The only thing to fear from Eli Roth is roid rage
We open in Baton Rouge, Louisiana where a charismatic Cotton Marcus preaches to his small, fiercely devoted flock. He's a good looking man groomed from youth to be an evangelist. But the act has reduced him to an energetic showman without faith, a man who has worked behind the scenes and has seen it for the scam that it is.
With the help of a documentary film crew, he sets out to reveal what he considers the deadliest of religious fraud - exorcism - a mission he takes on after reading about a boy killed during the ritual. He picks one of the letters requesting his exorcist services at random and, unlucky for him, it just happens to be the real thing. Bummer.
The letter brings them to a backwards farming community where they find Nell, a 16-year-old girl who, by day, is the sweetest, Jesus loving thing ever, but by night likes to stab cats to death while in the nude. Marcus performs a fake exorcism on her (his use of literal smoke and mirrors to do so elicits a few laughs), but is soon faced with a teenaged evil capable of killing him and the poor, unsuspecting film students that he probably hired off Craigslist.
In journalism school, they teach you the fundamental rules of writing, one of them being to never leave any questions unanswered. Whoever wrote Last Exorcism must not have heard this rule, as they leave questions floating around like chunks of unflushed vomit. Like why, when they're faced with danger, don't they call the cops? For example, who does Marcus call when, early in the film, he finds Nell chained to her bed? The local preacher. (What?! Dude, child welfare puts people in jail for leaving their kids in an air conditioned car for two minutes! Take advantage of that shit!)

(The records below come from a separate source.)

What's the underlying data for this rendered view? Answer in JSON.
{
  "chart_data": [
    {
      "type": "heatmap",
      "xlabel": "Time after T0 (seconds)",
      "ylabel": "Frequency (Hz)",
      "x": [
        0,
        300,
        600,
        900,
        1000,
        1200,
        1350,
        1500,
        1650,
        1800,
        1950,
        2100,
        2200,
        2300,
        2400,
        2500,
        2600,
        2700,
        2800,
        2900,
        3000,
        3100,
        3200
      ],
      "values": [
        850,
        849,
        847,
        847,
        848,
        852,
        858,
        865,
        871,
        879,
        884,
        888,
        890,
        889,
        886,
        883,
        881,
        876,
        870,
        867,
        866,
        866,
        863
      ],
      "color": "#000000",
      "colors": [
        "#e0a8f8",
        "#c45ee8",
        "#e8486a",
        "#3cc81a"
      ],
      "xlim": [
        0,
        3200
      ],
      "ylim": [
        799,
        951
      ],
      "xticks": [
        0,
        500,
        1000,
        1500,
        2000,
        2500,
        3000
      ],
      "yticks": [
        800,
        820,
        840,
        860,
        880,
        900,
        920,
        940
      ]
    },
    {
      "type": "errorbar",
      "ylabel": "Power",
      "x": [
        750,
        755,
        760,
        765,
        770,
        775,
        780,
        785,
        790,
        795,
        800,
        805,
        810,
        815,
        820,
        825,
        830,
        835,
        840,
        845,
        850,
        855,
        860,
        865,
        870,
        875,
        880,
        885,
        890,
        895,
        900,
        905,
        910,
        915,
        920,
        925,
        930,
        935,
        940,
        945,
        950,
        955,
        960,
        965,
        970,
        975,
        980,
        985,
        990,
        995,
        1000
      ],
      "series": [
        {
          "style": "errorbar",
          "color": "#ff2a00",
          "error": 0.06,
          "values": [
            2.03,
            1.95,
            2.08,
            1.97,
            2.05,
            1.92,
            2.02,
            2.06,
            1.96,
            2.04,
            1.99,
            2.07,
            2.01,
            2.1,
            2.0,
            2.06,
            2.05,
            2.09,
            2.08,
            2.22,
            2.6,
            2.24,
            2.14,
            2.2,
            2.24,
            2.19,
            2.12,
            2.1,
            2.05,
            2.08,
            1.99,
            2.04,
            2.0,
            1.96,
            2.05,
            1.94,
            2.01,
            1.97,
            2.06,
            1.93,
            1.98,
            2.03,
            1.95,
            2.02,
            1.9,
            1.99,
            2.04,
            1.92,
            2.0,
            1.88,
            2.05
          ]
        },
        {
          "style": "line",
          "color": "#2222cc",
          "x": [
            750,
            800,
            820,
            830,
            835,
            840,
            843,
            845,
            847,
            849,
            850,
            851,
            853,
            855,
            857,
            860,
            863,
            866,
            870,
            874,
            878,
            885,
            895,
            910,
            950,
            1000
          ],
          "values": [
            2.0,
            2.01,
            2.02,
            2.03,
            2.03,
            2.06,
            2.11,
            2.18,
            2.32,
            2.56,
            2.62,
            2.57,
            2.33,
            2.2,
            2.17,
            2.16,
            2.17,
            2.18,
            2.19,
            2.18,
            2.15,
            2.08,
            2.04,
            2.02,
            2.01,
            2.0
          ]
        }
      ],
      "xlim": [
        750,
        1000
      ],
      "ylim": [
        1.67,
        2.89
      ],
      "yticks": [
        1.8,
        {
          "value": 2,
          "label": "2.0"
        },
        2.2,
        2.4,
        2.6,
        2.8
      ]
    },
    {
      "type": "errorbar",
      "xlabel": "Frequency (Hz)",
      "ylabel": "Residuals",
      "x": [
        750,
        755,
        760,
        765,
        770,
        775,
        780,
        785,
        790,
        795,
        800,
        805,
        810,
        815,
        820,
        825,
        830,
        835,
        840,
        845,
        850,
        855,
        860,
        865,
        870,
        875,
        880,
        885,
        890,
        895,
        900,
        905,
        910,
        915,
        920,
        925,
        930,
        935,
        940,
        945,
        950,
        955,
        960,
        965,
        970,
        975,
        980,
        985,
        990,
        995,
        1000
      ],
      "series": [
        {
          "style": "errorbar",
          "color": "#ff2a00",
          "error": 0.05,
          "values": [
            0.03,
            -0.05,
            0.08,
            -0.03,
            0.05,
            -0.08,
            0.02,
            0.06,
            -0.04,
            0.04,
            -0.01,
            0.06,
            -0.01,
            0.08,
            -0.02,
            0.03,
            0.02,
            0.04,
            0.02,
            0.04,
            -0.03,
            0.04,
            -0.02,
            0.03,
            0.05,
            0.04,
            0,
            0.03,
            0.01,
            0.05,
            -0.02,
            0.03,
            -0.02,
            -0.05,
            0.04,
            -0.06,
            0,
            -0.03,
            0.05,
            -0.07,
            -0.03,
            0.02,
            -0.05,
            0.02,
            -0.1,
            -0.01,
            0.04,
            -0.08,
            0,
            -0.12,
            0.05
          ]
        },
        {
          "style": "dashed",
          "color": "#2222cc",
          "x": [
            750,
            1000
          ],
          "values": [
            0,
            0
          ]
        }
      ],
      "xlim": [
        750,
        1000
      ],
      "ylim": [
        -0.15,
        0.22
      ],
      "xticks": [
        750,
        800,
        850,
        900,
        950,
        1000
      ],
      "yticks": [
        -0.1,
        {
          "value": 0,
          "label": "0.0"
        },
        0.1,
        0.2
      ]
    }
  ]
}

Also, why doesn't the cameraman, who seems the most scared, drop the camera and run the hell away? Why does he keep filming when there's a crazy she-demon running around with knives? Though it starts strong, these unanswered questions soon overwhelm what could have been a decent outing.
The movie also extrapolates the good elements from classics like Rosemary's Baby, The Exorcist and The Blair Witch Project and craps them out into one bastardized horror hybrid of an ending. It left me wondering if, halfway through, the budget tanked and a high-school film class stepped in to finish the job. If so, then this recession really is a bitch.